John Donne (1572-1631)

Prêtre et poète anglais, chef de file des poètes métaphysiques.

Né à Londres de parents catholiques, il descendait de Thomas More. Ayant l'ambition de faire carrière dans les services de l'État, il commença des études de droit à Thavies Inn en 1591 et, avant ou après 1593, date à laquelle son frère cadet, Henry, mourut en prison pour avoir donné asile à un prêtre catholique, rallia l'Église anglicane. Ayant accompagné Essex à Cadix (1596) puis aux Açores (1597), il devint le secrétaire, très estimé, du garde des Sceaux Thomas Egerton (1598), mais n'en fut pas moins congédié par son protecteur (1601), pour avoir épousé en secret la nièce de celui-ci, Ann More. Destitué, un temps emprisonné, Donne partagea alors avec sa femme, qui lui donna douze enfants, quatorze années difficiles où se succédèrent en vain les œuvres de circonstance pour gagner la faveur de personnages influents. Sa participation à la propagande anglicane (Pseudo-Martyr, 1610), sa satire contre les Jésuites (Conclave d'Ignace, 1611) marquèrent le glas de ses ambitions profanes?; en signe de reconnaissance, Jacques Ier ne lui accorda l'accès qu'à une seule carrière : l'Église. Ordonné prêtre (1615), prédicateur à Lincoln's Inn (1616-1621), doyen de Saint-Paul (1621), Donne acquit, grâce à ses Sermons (160 recueillis), une fulgurante renommée. En 1617, le décès de sa femme accrut son obsession de la mort mais aussi sa ferveur religieuse. Il mourut en février 1631 après avoir prononcé devant Charles Ier sa dernière prédication, « le Duel de la mort ».

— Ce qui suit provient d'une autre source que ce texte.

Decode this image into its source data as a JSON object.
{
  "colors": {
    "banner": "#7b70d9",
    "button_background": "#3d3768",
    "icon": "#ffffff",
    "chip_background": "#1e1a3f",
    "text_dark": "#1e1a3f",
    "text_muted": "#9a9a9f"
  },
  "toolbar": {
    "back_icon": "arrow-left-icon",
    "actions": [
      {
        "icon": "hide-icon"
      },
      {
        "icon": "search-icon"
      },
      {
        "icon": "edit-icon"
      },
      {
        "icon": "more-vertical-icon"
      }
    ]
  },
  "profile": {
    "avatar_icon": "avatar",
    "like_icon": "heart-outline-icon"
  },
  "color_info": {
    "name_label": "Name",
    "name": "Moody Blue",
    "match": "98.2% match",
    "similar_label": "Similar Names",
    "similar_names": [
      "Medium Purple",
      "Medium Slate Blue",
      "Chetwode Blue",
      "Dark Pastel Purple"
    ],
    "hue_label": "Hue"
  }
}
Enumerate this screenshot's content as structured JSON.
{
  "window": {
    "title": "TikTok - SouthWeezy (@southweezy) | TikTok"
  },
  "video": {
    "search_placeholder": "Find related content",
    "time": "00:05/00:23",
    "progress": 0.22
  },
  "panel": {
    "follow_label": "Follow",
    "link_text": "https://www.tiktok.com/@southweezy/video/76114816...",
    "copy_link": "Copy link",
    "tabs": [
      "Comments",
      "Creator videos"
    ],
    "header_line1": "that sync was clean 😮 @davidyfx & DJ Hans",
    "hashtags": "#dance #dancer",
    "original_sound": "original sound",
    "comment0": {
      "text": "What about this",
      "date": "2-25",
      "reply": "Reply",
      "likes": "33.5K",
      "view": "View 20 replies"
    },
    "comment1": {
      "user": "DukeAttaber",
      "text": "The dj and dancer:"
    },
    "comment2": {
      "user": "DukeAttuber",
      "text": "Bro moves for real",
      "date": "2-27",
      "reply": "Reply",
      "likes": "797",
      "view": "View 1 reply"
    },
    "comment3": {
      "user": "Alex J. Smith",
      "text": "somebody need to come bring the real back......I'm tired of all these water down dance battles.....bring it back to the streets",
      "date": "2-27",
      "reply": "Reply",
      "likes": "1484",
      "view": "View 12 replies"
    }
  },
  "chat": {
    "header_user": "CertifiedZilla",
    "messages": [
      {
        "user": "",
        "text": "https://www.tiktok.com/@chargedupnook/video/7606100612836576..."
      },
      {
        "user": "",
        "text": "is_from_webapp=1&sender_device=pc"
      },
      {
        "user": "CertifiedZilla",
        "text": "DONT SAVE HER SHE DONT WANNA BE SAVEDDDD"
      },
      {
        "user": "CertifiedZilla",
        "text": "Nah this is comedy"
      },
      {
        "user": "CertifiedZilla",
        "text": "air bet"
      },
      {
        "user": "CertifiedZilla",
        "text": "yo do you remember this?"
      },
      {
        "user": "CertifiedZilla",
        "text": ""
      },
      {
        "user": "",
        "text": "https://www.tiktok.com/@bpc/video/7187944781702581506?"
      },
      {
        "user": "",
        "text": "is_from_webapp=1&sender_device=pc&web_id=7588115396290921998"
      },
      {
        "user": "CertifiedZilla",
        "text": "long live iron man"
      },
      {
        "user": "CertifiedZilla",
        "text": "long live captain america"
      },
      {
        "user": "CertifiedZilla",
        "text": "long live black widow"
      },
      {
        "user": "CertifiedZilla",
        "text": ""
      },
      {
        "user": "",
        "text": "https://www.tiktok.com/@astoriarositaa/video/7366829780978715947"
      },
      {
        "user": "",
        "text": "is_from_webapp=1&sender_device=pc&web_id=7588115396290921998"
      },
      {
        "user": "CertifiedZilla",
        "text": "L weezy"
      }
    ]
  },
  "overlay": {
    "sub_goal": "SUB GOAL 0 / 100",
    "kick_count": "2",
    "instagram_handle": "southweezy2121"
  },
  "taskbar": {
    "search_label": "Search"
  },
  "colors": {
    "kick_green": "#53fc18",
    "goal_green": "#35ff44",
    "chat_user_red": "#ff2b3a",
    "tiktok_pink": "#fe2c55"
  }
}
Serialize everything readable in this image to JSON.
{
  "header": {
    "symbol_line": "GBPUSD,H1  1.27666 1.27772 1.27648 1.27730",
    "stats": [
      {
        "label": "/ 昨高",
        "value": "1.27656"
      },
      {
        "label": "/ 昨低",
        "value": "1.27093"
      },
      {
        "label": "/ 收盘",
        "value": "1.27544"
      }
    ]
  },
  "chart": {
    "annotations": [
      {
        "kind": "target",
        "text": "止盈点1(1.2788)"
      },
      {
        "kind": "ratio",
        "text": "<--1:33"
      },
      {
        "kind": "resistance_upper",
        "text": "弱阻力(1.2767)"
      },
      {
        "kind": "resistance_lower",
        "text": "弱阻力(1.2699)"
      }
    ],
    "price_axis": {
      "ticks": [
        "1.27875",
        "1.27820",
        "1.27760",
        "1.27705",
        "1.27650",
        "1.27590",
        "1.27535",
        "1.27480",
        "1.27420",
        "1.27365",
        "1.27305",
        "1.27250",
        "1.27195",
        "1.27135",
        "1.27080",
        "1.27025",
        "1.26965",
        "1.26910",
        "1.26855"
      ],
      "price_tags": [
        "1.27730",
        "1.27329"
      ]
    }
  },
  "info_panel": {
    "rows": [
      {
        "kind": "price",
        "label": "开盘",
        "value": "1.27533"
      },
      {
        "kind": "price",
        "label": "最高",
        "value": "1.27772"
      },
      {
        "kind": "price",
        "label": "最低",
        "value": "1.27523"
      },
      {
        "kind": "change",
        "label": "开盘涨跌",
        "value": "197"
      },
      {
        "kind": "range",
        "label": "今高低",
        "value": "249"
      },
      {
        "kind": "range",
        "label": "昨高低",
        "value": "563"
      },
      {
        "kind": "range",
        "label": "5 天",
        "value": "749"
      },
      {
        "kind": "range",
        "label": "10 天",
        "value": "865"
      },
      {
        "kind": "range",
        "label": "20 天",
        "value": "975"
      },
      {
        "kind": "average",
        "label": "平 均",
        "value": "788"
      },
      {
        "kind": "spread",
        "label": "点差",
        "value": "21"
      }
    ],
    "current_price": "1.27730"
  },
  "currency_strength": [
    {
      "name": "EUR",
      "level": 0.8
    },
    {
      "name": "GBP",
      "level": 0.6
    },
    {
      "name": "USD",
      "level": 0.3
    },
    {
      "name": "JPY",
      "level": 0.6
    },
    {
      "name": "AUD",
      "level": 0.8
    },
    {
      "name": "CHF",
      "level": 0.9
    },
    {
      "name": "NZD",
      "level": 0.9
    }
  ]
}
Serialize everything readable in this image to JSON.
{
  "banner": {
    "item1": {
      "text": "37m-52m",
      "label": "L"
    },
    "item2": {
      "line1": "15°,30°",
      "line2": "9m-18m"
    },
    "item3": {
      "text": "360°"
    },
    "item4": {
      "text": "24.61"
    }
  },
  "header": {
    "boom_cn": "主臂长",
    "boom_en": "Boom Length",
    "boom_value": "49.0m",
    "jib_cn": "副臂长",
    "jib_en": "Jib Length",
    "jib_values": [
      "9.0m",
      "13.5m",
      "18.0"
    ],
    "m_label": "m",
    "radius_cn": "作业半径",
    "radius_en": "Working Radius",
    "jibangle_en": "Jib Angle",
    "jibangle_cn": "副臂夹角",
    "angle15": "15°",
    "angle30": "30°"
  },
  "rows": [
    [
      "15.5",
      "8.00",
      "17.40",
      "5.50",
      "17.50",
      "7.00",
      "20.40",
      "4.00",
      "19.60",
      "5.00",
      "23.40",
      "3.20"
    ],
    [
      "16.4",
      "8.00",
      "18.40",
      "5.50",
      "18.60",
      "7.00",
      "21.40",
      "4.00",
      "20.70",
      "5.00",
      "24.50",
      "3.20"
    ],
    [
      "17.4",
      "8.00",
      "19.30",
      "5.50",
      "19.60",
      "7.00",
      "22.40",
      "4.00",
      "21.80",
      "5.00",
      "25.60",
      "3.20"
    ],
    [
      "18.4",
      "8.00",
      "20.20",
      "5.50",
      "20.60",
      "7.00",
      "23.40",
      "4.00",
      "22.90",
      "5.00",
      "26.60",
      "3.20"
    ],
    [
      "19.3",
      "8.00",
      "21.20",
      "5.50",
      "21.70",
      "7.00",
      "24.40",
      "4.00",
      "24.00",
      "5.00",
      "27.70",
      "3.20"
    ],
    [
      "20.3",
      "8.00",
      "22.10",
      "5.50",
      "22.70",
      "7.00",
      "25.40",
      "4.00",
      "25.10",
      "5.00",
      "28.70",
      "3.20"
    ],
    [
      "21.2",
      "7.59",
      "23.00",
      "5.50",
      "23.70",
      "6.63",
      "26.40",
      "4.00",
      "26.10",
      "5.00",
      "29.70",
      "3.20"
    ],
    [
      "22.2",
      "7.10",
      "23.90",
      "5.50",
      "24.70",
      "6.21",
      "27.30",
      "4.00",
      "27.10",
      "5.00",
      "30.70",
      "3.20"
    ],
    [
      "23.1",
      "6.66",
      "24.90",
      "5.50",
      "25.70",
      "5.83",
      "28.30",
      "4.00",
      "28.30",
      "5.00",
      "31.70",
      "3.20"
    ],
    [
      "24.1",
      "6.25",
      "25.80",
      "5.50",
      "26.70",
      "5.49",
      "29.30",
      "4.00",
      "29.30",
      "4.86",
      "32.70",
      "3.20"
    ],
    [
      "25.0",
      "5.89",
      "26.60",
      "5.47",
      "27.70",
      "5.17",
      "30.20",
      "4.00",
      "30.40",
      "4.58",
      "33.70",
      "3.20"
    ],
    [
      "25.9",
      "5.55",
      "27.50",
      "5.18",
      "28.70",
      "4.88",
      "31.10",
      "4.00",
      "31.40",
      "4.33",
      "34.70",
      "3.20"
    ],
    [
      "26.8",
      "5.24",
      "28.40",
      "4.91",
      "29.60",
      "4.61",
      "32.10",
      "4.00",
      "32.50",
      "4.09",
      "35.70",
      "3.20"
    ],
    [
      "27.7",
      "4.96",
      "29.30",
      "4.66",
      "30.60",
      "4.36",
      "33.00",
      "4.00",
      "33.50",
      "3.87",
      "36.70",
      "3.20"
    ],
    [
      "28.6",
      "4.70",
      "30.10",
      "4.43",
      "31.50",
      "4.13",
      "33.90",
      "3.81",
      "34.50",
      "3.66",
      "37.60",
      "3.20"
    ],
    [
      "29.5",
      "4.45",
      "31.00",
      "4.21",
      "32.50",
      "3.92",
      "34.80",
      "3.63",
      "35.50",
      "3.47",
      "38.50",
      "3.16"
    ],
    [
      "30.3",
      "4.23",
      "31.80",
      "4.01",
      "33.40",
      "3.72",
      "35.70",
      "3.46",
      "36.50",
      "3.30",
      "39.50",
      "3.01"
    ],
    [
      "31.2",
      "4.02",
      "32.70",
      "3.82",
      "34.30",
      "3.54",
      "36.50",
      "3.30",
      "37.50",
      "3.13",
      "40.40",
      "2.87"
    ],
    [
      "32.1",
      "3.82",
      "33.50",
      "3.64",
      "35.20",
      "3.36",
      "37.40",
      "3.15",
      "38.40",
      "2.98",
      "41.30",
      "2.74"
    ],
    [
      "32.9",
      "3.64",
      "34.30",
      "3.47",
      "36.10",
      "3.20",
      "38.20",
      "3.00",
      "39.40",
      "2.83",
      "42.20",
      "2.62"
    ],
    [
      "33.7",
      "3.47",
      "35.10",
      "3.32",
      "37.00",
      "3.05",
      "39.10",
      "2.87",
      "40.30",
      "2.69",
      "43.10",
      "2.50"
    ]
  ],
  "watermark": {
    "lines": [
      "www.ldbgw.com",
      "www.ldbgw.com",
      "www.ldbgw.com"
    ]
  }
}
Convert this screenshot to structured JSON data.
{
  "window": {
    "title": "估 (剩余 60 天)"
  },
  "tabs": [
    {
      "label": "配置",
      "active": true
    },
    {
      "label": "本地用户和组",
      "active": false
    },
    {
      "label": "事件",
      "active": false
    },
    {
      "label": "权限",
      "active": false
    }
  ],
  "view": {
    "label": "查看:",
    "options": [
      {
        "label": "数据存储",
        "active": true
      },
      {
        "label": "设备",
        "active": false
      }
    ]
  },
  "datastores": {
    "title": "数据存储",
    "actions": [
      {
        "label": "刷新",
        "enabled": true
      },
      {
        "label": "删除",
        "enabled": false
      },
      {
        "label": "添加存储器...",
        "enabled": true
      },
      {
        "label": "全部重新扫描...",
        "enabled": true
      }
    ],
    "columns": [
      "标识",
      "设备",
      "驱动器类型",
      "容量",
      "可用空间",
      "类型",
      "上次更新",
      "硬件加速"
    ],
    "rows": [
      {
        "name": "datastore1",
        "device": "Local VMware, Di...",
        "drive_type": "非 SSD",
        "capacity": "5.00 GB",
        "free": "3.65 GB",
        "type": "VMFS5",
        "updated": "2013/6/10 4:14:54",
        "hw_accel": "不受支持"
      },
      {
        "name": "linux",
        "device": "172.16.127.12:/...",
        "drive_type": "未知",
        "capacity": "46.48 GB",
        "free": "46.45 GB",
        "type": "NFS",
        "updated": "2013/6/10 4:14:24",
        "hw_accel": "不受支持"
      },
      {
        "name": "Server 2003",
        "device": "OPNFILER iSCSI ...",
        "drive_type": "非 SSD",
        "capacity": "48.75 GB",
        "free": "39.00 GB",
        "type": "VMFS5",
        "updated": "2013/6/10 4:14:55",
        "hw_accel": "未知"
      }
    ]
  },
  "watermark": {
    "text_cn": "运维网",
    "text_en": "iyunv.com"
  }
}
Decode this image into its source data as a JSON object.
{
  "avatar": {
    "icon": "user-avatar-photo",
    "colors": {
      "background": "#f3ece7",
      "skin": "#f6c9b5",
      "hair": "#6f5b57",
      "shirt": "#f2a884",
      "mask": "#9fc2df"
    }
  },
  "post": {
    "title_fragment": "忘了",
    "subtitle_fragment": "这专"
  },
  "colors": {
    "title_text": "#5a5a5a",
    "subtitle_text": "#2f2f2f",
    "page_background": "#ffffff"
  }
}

Composée pendant sa jeunesse mondaine, tumultueuse et riche en paradoxes, la majeure partie de l'œuvre poétique de Donne (Satires, 1595-1598 ; la Litanie, 1609 ; Élégies, Chants et sonnets, 1611 ; les Anniversaires, 1611-1612 ; le Nocturne, 1612 ; les Lamentations de Jérémie, 1631), suscita aussitôt l'étonnement et l'admiration de ses lecteurs par ses innovations formelles et thématiques. Métaphysique par excellence, la poésie de Donne cultive l'un des procédés fondamentaux de la poésie baroque, le conceit, qui, en rapprochant deux ordres de réalité, matière et esprit, humain et divin, visible et invisible, projette l'esprit dans un monde de l'immédiateté, temporelle et spatiale, où la distance s'abolit dans le mouvement, et où l'éternité devient concrète. Outil épistémologique pour Donne, le conceit témoigne de sa quête, insoutenable, d'une union de la matière et de la forme, de la chair et de l'esprit, mais aussi de sa hantise de la mort, souhaitée car elle relie enfin l'être à l'éternité, ou redoutée car elle le précipite dans le néant. De même, acharné à se connaître, Donne soumet sa propre personne à l'analyse : dans l'alternance de l'autodérision et de l'autosanctification, se lit la vérité. Innovant avec une absolue modernité, il substitue aux conventions pétrarquistes, aux règles métriques et à la scansion alors en vigueur, les tournures et les inflexions de la langue parlée, des sonorités rauques et une prosodie cahotante qui banalisent des thèmes graves. Prenant le contre-pied d'une tradition qui avait fini par éthérer l'amour, il célèbre l'amour charnel en disant les choses crûment, mais sans jamais exclure la dimension spirituelle de l'union des amants. Admiré de Coleridge, pour qui il est celui qui sut « tresser en lacs d'amour des tisonniers de fer », apprécié de Pope, Donne fut « redécouvert » au XXe siècle, notamment par Pound, Yeats et T.S. Eliot.

Tiré de : « Donne, John », Encyclopédie Microsoft® Encarta® 2000. © 1993-1999 Microsoft Corporation. Tous droits réservés.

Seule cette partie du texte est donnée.